Sales at U.S. retailers climbed in June as department stores, clothing outlets and Internet merchants led a broad-based gain that will help provide momentum for the economy in the second half of the year.
The 0.2 percent gain in purchases followed a 0.5 percent advance in May that was larger than previously reported, Commerce Department figures showed today in Washington. While the increase was less than projected, due to an unexpected decline in auto sales, demand climbed in nine of 13 major retail categories.
Sustained hiring is making Americans more comfortable opening their wallets, signaling the economy’s projected rebound in the second quarter will persist. To help ensure further progress in the face of limited wage gains, Federal Reserve Chair Janet Yellen today said the central bank must press on with monetary stimulus.
The retail figures show “a strong consumer feeding into second-quarter GDP growth,” said Michael Hanson, U.S. senior economist for Bank of America in New York. “You are seeing some steady gains in employment, less so in wages but that does help.”
Economists at Barclays Plc and Morgan Stanley were among those who raised their tracking estimates for second-quarter gross domestic product after the report.
Regional data today on manufacturing provided further evidence the economy is snapping back from a first-quarter slump. The Federal Reserve Bank of New York’s factory index climbed in July to the highest level since April 2010 as orders, sales and employment picked up.
The Standard & Poor’s 500 Index dropped, following yesterday’s rebound, as Fed concerns about valuations among social-media and biotech companies overshadowed better-than-estimated bank earnings. The S&P 500 fell 0.2 percent to 1,973.28 at the close in New York.
The June advance in retail sales fell short of the 0.6 percent increase projected by the median estimate of 83 economists surveyed by Bloomberg. Estimates ranged from gains of 0.2 percent to 1.1 percent after a previously reported 0.3 percent increase in May.

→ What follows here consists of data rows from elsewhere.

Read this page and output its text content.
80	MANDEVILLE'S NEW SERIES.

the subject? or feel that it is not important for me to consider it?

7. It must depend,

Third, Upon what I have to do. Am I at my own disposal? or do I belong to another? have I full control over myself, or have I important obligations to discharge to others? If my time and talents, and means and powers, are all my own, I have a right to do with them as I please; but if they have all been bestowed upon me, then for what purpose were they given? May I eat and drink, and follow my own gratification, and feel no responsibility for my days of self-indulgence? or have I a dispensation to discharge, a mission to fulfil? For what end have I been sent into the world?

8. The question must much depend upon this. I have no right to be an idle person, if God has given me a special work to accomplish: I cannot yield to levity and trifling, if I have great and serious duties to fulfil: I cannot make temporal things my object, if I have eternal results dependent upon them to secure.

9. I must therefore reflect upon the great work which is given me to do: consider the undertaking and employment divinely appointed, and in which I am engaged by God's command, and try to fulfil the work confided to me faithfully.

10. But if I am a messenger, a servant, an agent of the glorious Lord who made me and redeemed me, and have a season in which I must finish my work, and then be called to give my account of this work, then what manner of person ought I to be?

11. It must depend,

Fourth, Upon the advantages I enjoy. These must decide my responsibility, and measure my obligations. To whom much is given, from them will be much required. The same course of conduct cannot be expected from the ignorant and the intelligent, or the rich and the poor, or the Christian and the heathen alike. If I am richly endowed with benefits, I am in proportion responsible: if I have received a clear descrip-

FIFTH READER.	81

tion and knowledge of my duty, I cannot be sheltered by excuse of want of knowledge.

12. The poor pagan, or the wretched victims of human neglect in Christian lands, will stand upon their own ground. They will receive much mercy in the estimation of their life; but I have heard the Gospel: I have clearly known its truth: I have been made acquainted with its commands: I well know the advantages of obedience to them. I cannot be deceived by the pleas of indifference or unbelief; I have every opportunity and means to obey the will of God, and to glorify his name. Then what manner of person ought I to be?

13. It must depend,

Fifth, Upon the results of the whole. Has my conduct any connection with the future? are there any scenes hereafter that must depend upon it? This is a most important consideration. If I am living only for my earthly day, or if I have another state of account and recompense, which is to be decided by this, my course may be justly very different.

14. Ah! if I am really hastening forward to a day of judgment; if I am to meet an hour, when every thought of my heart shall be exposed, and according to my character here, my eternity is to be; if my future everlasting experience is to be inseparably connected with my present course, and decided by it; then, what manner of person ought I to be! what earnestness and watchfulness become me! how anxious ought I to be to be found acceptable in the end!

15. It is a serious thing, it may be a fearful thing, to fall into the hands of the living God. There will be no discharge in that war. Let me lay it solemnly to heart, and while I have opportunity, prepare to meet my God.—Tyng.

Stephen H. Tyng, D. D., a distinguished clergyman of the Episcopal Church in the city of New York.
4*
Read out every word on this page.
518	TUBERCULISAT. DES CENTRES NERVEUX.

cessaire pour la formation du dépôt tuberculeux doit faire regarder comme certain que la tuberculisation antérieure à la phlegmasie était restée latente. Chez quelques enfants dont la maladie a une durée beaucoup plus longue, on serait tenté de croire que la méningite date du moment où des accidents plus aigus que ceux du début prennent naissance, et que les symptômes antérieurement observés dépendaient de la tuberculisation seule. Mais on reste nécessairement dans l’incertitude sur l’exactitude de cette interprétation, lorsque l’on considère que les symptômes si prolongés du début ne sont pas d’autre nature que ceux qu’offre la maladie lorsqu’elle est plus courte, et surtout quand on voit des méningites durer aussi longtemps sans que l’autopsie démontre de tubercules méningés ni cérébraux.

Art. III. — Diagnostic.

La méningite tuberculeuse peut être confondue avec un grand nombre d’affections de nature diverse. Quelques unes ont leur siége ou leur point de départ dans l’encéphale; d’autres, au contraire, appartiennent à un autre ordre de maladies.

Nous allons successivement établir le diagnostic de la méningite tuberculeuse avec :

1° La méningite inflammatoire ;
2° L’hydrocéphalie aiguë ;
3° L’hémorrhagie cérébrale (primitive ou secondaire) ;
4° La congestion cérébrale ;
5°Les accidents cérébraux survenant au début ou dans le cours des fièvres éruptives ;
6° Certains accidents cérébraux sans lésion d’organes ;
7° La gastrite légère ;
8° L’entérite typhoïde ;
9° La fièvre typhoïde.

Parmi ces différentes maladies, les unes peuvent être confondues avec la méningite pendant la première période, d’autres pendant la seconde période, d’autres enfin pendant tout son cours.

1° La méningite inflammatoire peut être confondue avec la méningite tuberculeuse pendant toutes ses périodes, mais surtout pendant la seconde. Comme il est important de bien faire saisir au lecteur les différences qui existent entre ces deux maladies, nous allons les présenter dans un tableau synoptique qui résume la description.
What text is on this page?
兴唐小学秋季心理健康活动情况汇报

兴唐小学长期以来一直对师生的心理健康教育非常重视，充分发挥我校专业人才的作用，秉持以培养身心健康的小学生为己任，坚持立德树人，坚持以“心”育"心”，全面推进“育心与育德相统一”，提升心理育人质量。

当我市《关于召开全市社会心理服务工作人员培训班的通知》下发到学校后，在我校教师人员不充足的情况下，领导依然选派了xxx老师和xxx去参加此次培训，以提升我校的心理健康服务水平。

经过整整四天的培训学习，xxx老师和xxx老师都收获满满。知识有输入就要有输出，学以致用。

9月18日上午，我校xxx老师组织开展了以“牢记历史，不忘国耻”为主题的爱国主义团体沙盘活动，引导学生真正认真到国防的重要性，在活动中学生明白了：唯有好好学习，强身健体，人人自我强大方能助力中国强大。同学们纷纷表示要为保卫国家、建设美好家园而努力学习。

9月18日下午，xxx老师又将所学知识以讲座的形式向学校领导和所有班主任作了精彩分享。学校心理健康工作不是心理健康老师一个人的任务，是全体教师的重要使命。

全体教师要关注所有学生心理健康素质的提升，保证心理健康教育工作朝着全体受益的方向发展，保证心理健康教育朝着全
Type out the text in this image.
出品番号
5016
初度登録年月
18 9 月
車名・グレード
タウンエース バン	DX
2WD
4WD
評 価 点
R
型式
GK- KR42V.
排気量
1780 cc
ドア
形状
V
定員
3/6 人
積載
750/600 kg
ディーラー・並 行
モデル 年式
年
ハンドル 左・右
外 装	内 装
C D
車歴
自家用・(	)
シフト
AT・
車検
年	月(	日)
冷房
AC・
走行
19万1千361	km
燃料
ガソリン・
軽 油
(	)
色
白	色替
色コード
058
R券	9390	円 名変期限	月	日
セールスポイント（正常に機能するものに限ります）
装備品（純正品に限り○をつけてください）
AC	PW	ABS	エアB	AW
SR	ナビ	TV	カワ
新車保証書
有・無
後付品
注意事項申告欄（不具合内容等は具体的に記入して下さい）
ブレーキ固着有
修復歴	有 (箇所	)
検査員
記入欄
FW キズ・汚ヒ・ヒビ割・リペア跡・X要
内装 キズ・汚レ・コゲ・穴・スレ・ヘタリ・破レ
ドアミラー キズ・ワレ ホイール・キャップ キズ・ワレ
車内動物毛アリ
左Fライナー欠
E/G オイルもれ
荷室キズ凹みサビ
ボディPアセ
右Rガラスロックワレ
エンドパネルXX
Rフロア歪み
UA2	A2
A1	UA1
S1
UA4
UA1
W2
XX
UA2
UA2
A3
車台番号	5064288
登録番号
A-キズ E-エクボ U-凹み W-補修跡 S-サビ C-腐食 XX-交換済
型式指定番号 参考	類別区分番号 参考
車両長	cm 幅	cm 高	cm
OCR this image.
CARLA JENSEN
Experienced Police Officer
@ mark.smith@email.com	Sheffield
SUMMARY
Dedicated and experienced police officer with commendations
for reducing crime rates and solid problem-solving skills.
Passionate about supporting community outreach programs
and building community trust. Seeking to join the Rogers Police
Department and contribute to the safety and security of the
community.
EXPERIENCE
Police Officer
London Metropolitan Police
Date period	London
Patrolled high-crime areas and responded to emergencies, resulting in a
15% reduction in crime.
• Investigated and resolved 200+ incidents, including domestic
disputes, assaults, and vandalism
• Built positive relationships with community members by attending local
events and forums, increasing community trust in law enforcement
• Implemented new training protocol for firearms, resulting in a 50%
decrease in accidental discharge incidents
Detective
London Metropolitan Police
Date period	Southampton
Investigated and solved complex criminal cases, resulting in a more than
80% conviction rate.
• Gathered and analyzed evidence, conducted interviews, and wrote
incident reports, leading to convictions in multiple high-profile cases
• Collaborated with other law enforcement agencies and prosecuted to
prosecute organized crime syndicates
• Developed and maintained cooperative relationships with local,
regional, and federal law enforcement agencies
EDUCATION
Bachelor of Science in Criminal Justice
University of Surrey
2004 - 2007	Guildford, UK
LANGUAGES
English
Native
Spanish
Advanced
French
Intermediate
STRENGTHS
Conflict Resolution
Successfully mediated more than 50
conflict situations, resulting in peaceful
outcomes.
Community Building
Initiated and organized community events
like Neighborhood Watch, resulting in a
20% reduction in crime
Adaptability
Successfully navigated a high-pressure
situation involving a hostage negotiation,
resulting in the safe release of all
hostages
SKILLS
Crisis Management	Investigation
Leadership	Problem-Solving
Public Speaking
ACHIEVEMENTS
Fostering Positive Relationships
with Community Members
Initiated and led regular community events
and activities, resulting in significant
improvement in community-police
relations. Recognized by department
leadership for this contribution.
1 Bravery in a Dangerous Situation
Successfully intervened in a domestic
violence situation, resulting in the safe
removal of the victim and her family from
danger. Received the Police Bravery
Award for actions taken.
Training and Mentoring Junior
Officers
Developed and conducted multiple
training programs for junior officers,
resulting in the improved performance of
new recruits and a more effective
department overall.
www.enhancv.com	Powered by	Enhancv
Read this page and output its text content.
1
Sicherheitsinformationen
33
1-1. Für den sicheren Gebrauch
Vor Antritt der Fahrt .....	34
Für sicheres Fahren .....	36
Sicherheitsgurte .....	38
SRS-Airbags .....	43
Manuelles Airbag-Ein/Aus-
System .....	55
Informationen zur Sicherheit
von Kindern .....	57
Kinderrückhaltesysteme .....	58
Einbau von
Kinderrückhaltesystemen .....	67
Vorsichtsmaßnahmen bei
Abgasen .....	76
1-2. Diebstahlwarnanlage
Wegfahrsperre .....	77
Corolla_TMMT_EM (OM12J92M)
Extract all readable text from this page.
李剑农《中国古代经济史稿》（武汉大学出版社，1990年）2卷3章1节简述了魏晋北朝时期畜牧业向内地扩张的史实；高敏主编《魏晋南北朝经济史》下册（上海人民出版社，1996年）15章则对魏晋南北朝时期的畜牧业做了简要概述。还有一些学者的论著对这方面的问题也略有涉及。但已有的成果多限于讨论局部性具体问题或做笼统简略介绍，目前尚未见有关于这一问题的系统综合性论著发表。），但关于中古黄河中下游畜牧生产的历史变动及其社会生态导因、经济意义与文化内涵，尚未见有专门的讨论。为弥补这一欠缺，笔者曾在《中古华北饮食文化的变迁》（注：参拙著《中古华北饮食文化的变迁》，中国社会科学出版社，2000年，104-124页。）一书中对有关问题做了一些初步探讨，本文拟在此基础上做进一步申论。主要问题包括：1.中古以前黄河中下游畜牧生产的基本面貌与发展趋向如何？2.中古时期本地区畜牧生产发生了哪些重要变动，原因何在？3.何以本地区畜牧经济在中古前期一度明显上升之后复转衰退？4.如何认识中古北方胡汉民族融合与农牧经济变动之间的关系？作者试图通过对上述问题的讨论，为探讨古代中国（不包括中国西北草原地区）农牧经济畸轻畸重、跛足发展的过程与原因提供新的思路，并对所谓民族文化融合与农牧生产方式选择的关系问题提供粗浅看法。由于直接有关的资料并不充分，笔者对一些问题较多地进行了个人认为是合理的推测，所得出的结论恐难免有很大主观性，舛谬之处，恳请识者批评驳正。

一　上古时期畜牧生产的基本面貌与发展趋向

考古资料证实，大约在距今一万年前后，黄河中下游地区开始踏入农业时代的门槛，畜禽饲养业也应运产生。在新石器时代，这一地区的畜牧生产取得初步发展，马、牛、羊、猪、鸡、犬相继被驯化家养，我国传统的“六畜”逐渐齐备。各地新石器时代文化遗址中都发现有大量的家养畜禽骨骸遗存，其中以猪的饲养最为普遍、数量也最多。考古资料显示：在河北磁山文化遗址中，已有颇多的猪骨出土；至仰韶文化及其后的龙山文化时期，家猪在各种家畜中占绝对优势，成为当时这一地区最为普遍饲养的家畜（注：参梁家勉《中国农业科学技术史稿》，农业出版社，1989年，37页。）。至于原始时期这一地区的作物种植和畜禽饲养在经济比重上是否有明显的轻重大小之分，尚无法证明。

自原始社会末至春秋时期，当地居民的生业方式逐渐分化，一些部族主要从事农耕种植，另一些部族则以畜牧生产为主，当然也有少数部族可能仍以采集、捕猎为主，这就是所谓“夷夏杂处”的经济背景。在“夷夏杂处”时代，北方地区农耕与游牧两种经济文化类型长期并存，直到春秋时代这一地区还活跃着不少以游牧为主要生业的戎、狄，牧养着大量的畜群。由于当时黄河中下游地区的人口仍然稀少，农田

Further healing in the labor market is giving households the wherewithal to spend. Employers added 288,000 jobs in June, lifting the average monthly advance so far in 2014 to almost 231,000. If that pace is sustained, job gains this year would be the best since 1999. The unemployment rate dropped last month to an almost six-year low of 6.1 percent.
Even so, Yellen today said that “significant slack” remains in the labor market, including restrained wage growth and low labor-force participation.
“A high degree of monetary policy accommodation remains appropriate,” Yellen said in her semi-annual testimony to the Senate Banking Committee. “Although the economy continues to improve, the recovery is not yet complete.”
Wages posted a 2 percent year-over-year increase in June, matching the average since the recession ended five years ago. Consumer prices climbed faster than that in May, the latest data available, at 2.1 percent.
Retail sales in June were held back by an unexpected 0.3 percent drop in sales of automobiles and parts after four straight increases. The figures, which aren’t used in calculating GDP, were at odds with industry data.
Cars and light trucks sold at a 16.9 million annual pace in June, the strongest since July 2006, according to Ward’s Automotive Group. Deliveries at General Motors Co. and Ford, the two largest U.S. automakers, exceeded analysts’ estimates. The government uses these industry figures in calculating growth.
“The labor market is achieving somewhat better footing” and “housing data in May were showing some signs of revival,” Ellen Hughes-Cromwick, chief economist at Dearborn, Michigan-based Ford Motor Co., said on a July 1 sales call. “We’ve seen very good improvements in manufacturing activity. Consumer sentiment has been in good stead and incomes are gaining ground.”
Purchases excluding cars climbed 0.4 percent in June for a second month. Sales at general merchandise and department stores jumped 1.1 percent, the fourth gain in the last five months. Receipts climbed 0.8 percent at clothing merchants and 0.9 percent at non-store retailers.
Core sales, the figures used to calculate GDP and which exclude such categories as autos, gasoline stations and building materials, increased 0.6 percent last month, the best showing since March. The gain boosted the three-month annualized rate to 6.7 percent, the strongest end-of-quarter reading since the beginning of 2011.
Economists at Barclays boosted their second-quarter growth forecast to 3 percent from 2.7 percent, while those at Morgan Stanley took their projection to 3.5 percent from 3.2 percent.
The world’s largest economy shrank at a 2.9 percent annualized rate in the first quarter, in part because an unusually harsh winter restrained consumer spending, figures from the Commerce Department show. GDP is projected to have grown at a 3.3 percent pace last quarter and at an average 3.1 percent rate in the second half of the year, according to the median forecast of economists surveyed by Bloomberg this month.